Per quanto riguarda l'evoluzione dei casi, il medico cantonale Giorgio Merlani ha ricordato che a questo stadio non è ancora possibile capire a che punto è la curva dei contagi. «È una fase delicata che non ci permette di dire cosa succederà nei prossimi giorni. Probabilmente dalla prossima settimana avremo qualche indicazione in più», ha affermato il dottor Merlani che invita ancora una volta a rispettare le norme igieniche, a stare a casa il più possibile e a mantenere la distanza sociale. Un invito quindi a non mollare dopo quattro settimane di raccomandazioni indirizzate a tutta la popolazione ma con un occhio di riguardo alla popolazione più fragile e anziana.
Oramai il 42% dei ticinesi si ritiene personalmente minacciato dal coronavirus. Il dato, che emerge da un sondaggio dell'istituto demoscopico Link, è superiore a quelli che si registrano in Romandia (36%) e Svizzera tedesca (27%) ed è in sensibile aumento anche nel raffronto con il precedente rilevamento (30%).

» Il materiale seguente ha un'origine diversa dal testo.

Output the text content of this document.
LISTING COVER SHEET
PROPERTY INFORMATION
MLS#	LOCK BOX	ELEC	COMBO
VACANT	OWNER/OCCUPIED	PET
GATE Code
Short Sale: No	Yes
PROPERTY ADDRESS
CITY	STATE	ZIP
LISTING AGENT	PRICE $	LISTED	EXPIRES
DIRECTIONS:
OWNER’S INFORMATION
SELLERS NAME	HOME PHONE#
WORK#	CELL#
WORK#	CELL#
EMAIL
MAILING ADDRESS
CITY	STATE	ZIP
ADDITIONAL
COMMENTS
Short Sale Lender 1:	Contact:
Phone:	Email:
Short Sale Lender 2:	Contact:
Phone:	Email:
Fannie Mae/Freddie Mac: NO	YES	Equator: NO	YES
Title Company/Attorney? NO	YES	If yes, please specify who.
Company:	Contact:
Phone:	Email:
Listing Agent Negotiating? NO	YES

Il 35% degli svizzeri ritiene che l'epidemia avrà conseguenze negative sulla propria situazione finanziaria, valore che sale a oltre il 40% in Romandia e a sud delle Alpi, si legge in un comunicato diffuso in serata. I dati sono stati raccolti interrogando circa 1300 persone fra il 18 e il 24 marzo (è il quarto sondaggio sul tema, quello prima era stato condotto fra il 10 e il 12 marzo).
Anche la percezione del virus quale minaccia globale è nettamente più accentuata: è visto come una minaccia per il mondo ormai dal 79% degli interrogati (erano solo il 45% due settimane prima) e per la Svizzera dal 75% (un balzo dal 30%).